Мария Константиновна показала детям Рыбинское водохранилище, в строительстве которого она принимала участие. Аринбасаровы плыли на прогулочном пароходе по Волге, прошли через шлюз. Было так страшно смотреть на гигантскую коробку, на дне которой болтался кораблик. Так и казалось, что кто-нибудь захлопнет крышку жестяного короба. Вода, зловеще урча, прибывала, судно, раскачиваясь, медленно поднималось вверх. Наконец, ворота шлюза раздвинулись, корабль вышел на открытый простор. Дышать стало легче.
Они плыли и плыли. Танька на толстеньких ножках крепко стояла рядом с раскачивающейся на ветру сестрой. Таня тараторила, Наталья молчала, представляя себя сказочной принцессой, которую везут к прекрасному принцу. Татьяна все жужжала над ухом, стараясь втиснуться в грезы сестры. Вдруг посреди моря они увидели белую статую. «Что за статуя?». Это было как мираж. Таня онемела, свесившись за борт, энергично замахала руками. Наташа увидела взметнувшиеся ноги в кружевных прорезях трусишек, ухватила Танькину попу, благо было за что держаться.
Однажды вечером Аринбасаровы пошли на танцплощадку. Гремела музыка, светились фонари. Девушки и парни, нарядно одетые, самозабвенно кружились в танце. Маруся с Утевле тоже куда-то укружились. Сестры, страстно прижавшись щеками, подражали взрослым. Вдруг раздался страшный рев. Всё остановилось. Толпа расступилась.
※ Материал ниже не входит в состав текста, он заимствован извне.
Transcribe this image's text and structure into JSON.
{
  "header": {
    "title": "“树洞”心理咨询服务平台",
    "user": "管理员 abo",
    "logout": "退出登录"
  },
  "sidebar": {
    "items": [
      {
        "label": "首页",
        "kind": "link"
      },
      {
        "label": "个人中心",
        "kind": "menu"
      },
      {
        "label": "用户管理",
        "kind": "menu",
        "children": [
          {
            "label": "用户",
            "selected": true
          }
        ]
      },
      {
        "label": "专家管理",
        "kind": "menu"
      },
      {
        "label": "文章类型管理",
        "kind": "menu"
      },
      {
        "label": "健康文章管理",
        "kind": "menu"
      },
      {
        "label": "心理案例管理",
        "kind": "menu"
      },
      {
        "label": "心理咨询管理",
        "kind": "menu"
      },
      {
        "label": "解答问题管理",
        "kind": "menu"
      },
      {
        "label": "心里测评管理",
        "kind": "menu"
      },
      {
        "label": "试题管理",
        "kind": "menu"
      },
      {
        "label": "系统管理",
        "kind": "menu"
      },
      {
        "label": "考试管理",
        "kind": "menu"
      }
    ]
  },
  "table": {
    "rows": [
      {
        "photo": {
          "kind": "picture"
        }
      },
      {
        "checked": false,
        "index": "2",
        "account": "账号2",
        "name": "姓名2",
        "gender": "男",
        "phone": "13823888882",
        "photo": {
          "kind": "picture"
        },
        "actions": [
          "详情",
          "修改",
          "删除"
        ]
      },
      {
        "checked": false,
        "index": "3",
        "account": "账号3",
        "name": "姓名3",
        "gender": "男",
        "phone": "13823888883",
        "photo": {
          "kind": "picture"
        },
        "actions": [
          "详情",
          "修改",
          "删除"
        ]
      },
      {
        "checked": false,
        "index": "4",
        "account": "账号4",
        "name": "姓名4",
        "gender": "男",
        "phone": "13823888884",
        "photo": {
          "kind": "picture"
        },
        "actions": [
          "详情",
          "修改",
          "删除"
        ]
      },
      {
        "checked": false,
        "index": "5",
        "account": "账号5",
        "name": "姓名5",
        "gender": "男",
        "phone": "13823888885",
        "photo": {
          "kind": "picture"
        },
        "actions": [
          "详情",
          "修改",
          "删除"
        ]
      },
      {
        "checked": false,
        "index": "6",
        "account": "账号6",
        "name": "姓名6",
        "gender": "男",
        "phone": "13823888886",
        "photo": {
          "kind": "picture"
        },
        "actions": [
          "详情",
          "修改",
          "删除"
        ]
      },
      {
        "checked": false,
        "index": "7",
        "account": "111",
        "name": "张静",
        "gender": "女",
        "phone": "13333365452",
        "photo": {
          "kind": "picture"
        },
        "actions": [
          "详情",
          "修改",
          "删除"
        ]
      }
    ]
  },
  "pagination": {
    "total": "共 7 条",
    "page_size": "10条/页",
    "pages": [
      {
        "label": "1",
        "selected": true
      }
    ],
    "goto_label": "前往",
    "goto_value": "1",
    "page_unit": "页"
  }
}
Посреди освещенной площадки стоял Мишка в коротеньких шортиках. Он истошно орал, глядя на аккуратненькую какашку, которая вывалилась из его штанишек. «Чей ребенок? Чей ребенок?» — побежало по толпе. Откуда-то выскочила изящная Маруся. Нацелившись носовым платочком, одной рукой ловко подхватила какашку, другой под мышку Мишку. Быстро растворилась в толпе.
Милые мама и папа! Как редко, они могли побыть вдвоем, сходить в кино, потанцевать. А ведь им было всего по тридцать пять лет. Они никогда не отправляли детей ни в пионерские лагеря, ни в детсады, ни к каким-нибудь родственникам. Мария Константиновна и Утевле Туремуратович были неразлучны со своими чадами.
Как интересно в жизни получается, на 20-ом Московском кинофестивале к Наталье Утевлевне подошел человек, на лице которого горделиво вздымались усы, спросил:
— Вы бы не хотели выступить в Рыбинске?
— С удовольствием, моя мама выросла в Рыбинске.